Automobiles became common at the turn of the 20th century. Thomas L. Jeffery started an automobile company in Kenosha in 1900 that two years later produced 1,500 new "Ramblers." By 1916, his successor, Charles W. Nash, had made Kenosha the largest producer of automobiles outside Detroit. In Milwaukee William Harley and the Davidson brothers designed a motorized bicycle and produced 18,000 of them for the military.

In 1916, the state highway system began, which fueled the tourism industry. The most popular 1920s vacation route was Highway 13, which ran from the Illinois border near Beloit to the Bayfield Peninsula at Lake Superior. Resort owners called it "Lucky 13" and promised drivers they could find anything they wanted along its path — except a cold beer.

Prohibition Impacts Brewing Industry

Since the 1830s, many English-speaking immigrants had viewed alcohol as the primary cause of crime, poverty, domestic violence, and other social problems. Their German neighbors, on the other hand, considered social drinking as part of their culture and resisted being "reformed" by their teetotaling fellow citizens. These tensions culminated during World War I as anti-German sentiment contributed to the passage of national liquor prohibition, the Volstead Act, in 1919.

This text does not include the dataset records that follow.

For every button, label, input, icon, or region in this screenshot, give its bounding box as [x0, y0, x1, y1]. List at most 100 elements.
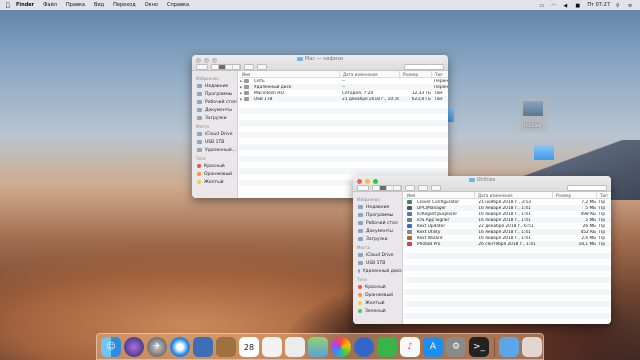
clock[interactable]: Пт 07:27: [587, 2, 610, 8]
sidebar-tag-orange[interactable]: Оранжевый: [353, 291, 402, 299]
sidebar-item-usb[interactable]: USB 1TB: [192, 138, 237, 146]
appstore-icon[interactable]: A: [423, 337, 443, 357]
column-name[interactable]: Имя: [239, 71, 339, 78]
downloads-folder-icon[interactable]: [499, 337, 519, 357]
finder-window-utilities[interactable]: Utilities Избранное Недавние Программы Р…: [353, 176, 611, 324]
action-gear-button[interactable]: [418, 184, 428, 191]
sidebar-item-icloud[interactable]: iCloud Drive: [192, 130, 237, 138]
column-size[interactable]: Размер: [552, 191, 596, 199]
menu-help[interactable]: Справка: [167, 2, 189, 8]
list-item[interactable]: DPCIManager 16 января 2018 г., 1:41 5 МБ Пр: [404, 205, 611, 211]
sidebar-item-documents[interactable]: Документы: [192, 106, 237, 114]
sidebar-item-recents[interactable]: Недавние: [353, 203, 402, 211]
notes-icon[interactable]: [216, 337, 236, 357]
back-forward-buttons[interactable]: [357, 184, 369, 191]
volume-icon[interactable]: ◀: [563, 3, 569, 9]
system-preferences-icon[interactable]: ⚙: [446, 337, 466, 357]
column-date[interactable]: Дата изменения: [339, 70, 399, 78]
sidebar-item-recents[interactable]: Недавние: [192, 82, 237, 90]
sidebar-item-desktop[interactable]: Рабочий стол: [192, 98, 237, 106]
spotlight-icon[interactable]: ⚲: [616, 3, 622, 9]
view-switcher[interactable]: [211, 63, 241, 70]
textedit-icon[interactable]: [262, 337, 282, 357]
menu-view[interactable]: Вид: [94, 2, 104, 8]
sidebar-item-applications[interactable]: Программы: [353, 211, 402, 219]
preview-icon[interactable]: [193, 337, 213, 357]
facetime-icon[interactable]: [377, 337, 397, 357]
search-input[interactable]: [567, 184, 607, 191]
list-item[interactable]: IORegistryExplorer 16 января 2018 г., 1:4…: [404, 211, 611, 217]
sidebar-item-remote-disc[interactable]: Удаленный...: [192, 146, 237, 154]
sidebar-tag-orange[interactable]: Оранжевый: [192, 170, 237, 178]
clover-icon: [407, 200, 412, 204]
column-name[interactable]: Имя: [404, 192, 474, 199]
menu-window[interactable]: Окно: [145, 2, 158, 8]
itunes-icon[interactable]: ♪: [400, 337, 420, 357]
group-button[interactable]: [405, 184, 415, 191]
list-item[interactable]: iOS App Signer 16 января 2018 г., 1:41 5 М…: [404, 217, 611, 223]
share-button[interactable]: [431, 184, 441, 191]
terminal-icon[interactable]: >_: [469, 337, 489, 357]
column-type[interactable]: Тип: [431, 70, 448, 78]
menu-edit[interactable]: Правка: [66, 2, 85, 8]
menu-file[interactable]: Файл: [43, 2, 57, 8]
search-input[interactable]: [404, 63, 444, 70]
action-gear-button[interactable]: [257, 63, 267, 70]
sidebar-tag-green[interactable]: Зеленый: [353, 307, 402, 315]
desktop-folder-icon[interactable]: [534, 145, 554, 160]
photos-icon[interactable]: [331, 337, 351, 357]
menu-app-name[interactable]: Finder: [16, 2, 34, 8]
messages-icon[interactable]: [354, 337, 374, 357]
column-size[interactable]: Размер: [399, 70, 431, 78]
reminders-icon[interactable]: [285, 337, 305, 357]
sidebar-item-icloud[interactable]: iCloud Drive: [353, 251, 402, 259]
drive-icon: [358, 261, 363, 265]
document-icon: [197, 108, 202, 112]
column-type[interactable]: Тип: [596, 191, 611, 199]
sidebar-item-desktop[interactable]: Рабочий стол: [353, 219, 402, 227]
orange-tag-icon: [197, 172, 201, 176]
siri-icon[interactable]: [124, 337, 144, 357]
desktop-folder-icon[interactable]: [523, 101, 543, 116]
sidebar-item-downloads[interactable]: Загрузки: [192, 114, 237, 122]
window-titlebar[interactable]: Utilities: [353, 176, 611, 192]
dock: ☺ ✈ 28 ♪ A ⚙ >_: [96, 333, 544, 360]
maps-icon[interactable]: [308, 337, 328, 357]
dock-separator: [494, 338, 495, 357]
apple-menu-icon[interactable]: : [6, 2, 16, 9]
list-item[interactable]: Kext Updater 22 декабря 2018 г., 6:51 26 М…: [404, 223, 611, 229]
menu-go[interactable]: Переход: [113, 2, 136, 8]
list-item[interactable]: Kext Wizard 16 января 2018 г., 1:41 2,6 МБ…: [404, 235, 611, 241]
trash-icon[interactable]: [522, 337, 542, 357]
sidebar-item-documents[interactable]: Документы: [353, 227, 402, 235]
wifi-icon[interactable]: ◠: [551, 3, 557, 9]
list-item[interactable]: ▶ Macintosh HD Сегодня, 7:20 12,33 ТБ То…: [239, 90, 448, 96]
finder-icon[interactable]: ☺: [101, 337, 121, 357]
list-item[interactable]: ▶ USB 1TB 21 декабря 2018 г., 10:16 623,…: [239, 96, 448, 102]
notification-center-icon[interactable]: ≡: [628, 3, 634, 9]
view-switcher[interactable]: [372, 184, 402, 191]
sidebar-tag-red[interactable]: Красный: [192, 162, 237, 170]
sidebar-tag-yellow[interactable]: Желтый: [353, 299, 402, 307]
sidebar-item-applications[interactable]: Программы: [192, 90, 237, 98]
group-button[interactable]: [244, 63, 254, 70]
sidebar-tags-header: Теги: [196, 156, 206, 161]
list-item[interactable]: Clover Configurator 21 ноября 2018 г., 3:…: [404, 199, 611, 205]
airplay-icon[interactable]: ▭: [539, 3, 545, 9]
back-forward-buttons[interactable]: [196, 63, 208, 70]
desktop-folder-label[interactable]: Utilities: [524, 124, 541, 129]
input-source-icon[interactable]: ■: [575, 3, 581, 9]
list-item[interactable]: PhotoB Pro 26 сентября 2018 г., 1:41 18,1 …: [404, 241, 611, 247]
sidebar-item-remote-disc[interactable]: Удаленный диск: [353, 267, 402, 275]
column-date[interactable]: Дата изменения: [474, 191, 552, 199]
sidebar-tag-yellow[interactable]: Желтый: [192, 178, 237, 186]
safari-icon[interactable]: [170, 337, 190, 357]
list-item[interactable]: Kext Utility 16 января 2018 г., 1:41 452 К…: [404, 229, 611, 235]
sidebar-item-usb[interactable]: USB 1TB: [353, 259, 402, 267]
launchpad-icon[interactable]: ✈: [147, 337, 167, 357]
calendar-icon[interactable]: 28: [239, 337, 259, 357]
sidebar-tag-red[interactable]: Красный: [353, 283, 402, 291]
computer-icon: [296, 56, 303, 61]
window-titlebar[interactable]: Mac — нафизи: [192, 55, 448, 71]
sidebar-item-downloads[interactable]: Загрузки: [353, 235, 402, 243]
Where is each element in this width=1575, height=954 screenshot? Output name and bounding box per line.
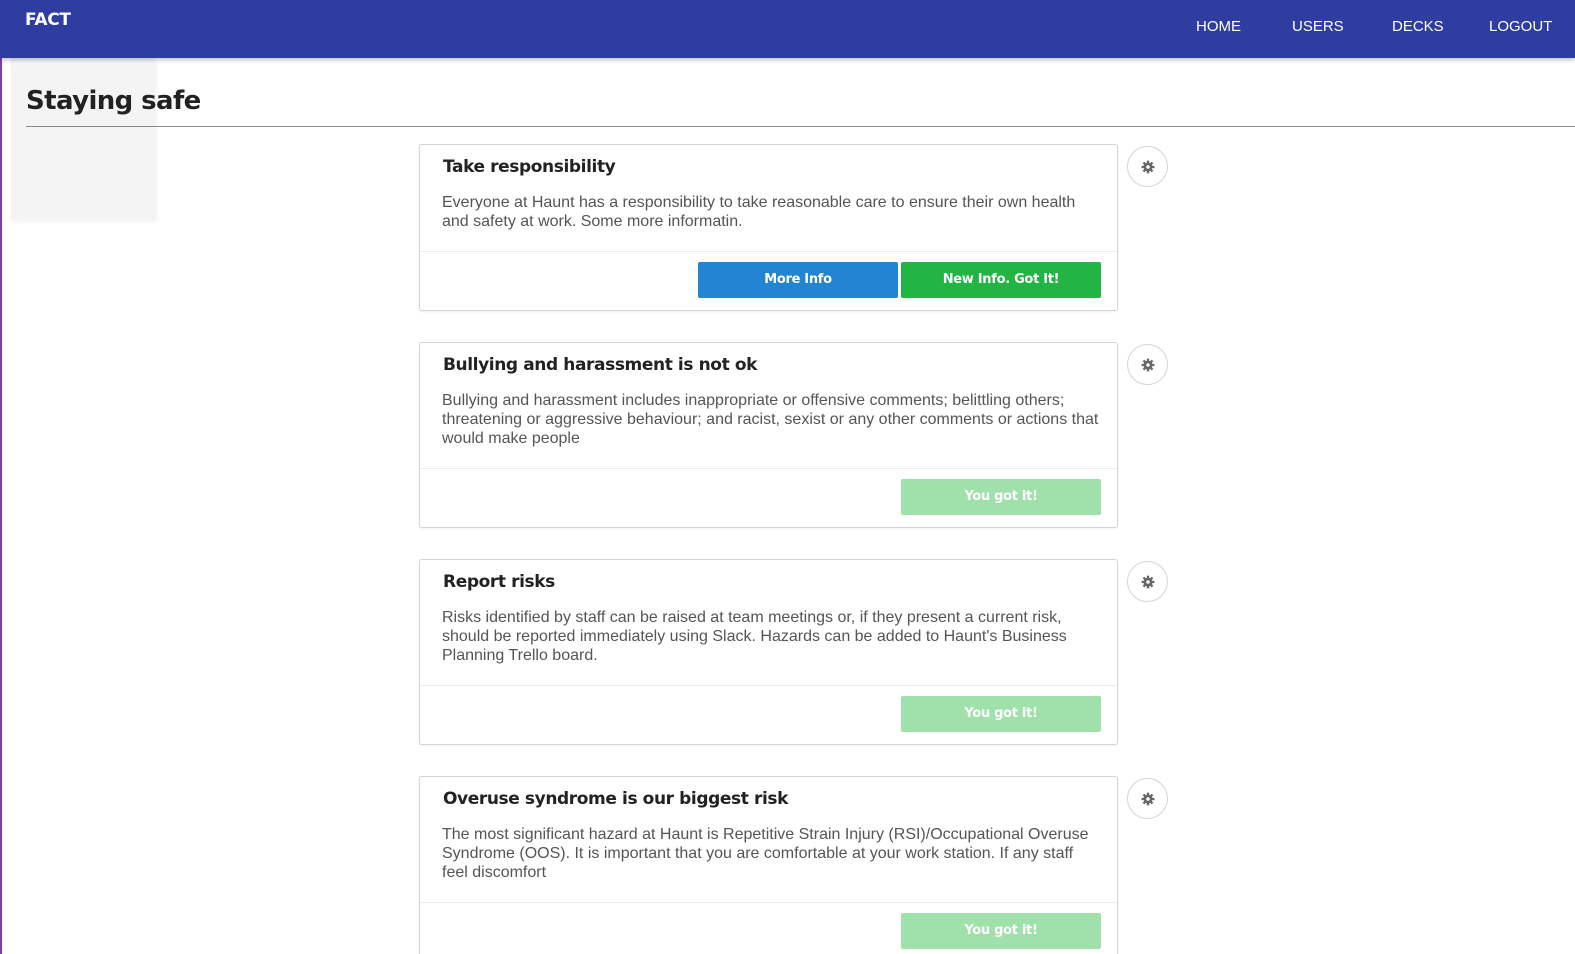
card-settings-button[interactable] xyxy=(1127,778,1168,819)
fact-card: Bullying and harassment is not ok Bullyi… xyxy=(419,342,1118,528)
card-title: Bullying and harassment is not ok xyxy=(443,355,758,375)
you-got-it-button[interactable]: You got it! xyxy=(901,479,1101,515)
nav-users-link[interactable]: USERS xyxy=(1292,18,1344,35)
card-settings-button[interactable] xyxy=(1127,146,1168,187)
you-got-it-button[interactable]: You got it! xyxy=(901,696,1101,732)
card-settings-button[interactable] xyxy=(1127,561,1168,602)
got-it-button[interactable]: New Info. Got It! xyxy=(901,262,1101,298)
card-title: Overuse syndrome is our biggest risk xyxy=(443,789,789,809)
gear-icon xyxy=(1141,160,1154,173)
nav-decks-link[interactable]: DECKS xyxy=(1392,18,1444,35)
fact-card: Report risks Risks identified by staff c… xyxy=(419,559,1118,745)
nav-logout-link[interactable]: LOGOUT xyxy=(1489,18,1552,35)
you-got-it-button[interactable]: You got it! xyxy=(901,913,1101,949)
gear-icon xyxy=(1141,575,1154,588)
page-title: Staying safe xyxy=(26,86,201,116)
card-text: Risks identified by staff can be raised … xyxy=(442,609,1067,664)
card-text: The most significant hazard at Haunt is … xyxy=(442,826,1089,881)
card-footer: More Info New Info. Got It! xyxy=(420,251,1117,310)
fact-card: Overuse syndrome is our biggest risk The… xyxy=(419,776,1118,954)
gear-icon xyxy=(1141,358,1154,371)
card-footer: You got it! xyxy=(420,902,1117,954)
top-navbar: FACT HOME USERS DECKS LOGOUT xyxy=(0,0,1575,58)
card-title: Report risks xyxy=(443,572,555,592)
card-title: Take responsibility xyxy=(443,157,616,177)
gear-icon xyxy=(1141,792,1154,805)
card-settings-button[interactable] xyxy=(1127,344,1168,385)
fact-card: Take responsibility Everyone at Haunt ha… xyxy=(419,144,1118,311)
window-left-edge xyxy=(0,0,2,954)
nav-home-link[interactable]: HOME xyxy=(1196,18,1241,35)
card-text: Everyone at Haunt has a responsibility t… xyxy=(442,194,1076,230)
side-panel xyxy=(11,58,154,220)
card-footer: You got it! xyxy=(420,468,1117,527)
card-footer: You got it! xyxy=(420,685,1117,744)
card-text: Bullying and harassment includes inappro… xyxy=(442,392,1099,447)
more-info-button[interactable]: More Info xyxy=(698,262,898,298)
title-divider xyxy=(26,126,1575,127)
app-brand[interactable]: FACT xyxy=(25,10,71,30)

Prohibition had a dramatic impact on Wisconsin's breweries, a major state industry. Many tried to produce soda, ice cream, and even cheese to make ends meet. In 1926, Wisconsin voters approved a referendum allowing the sale of beer with only 2.75 percent alcohol ("near beer"), and in 1929, they repealed Wisconsin's prohibition enforcement law. Finally, on December 5, 1933, the 21st Amendment was ratified and Prohibition ended.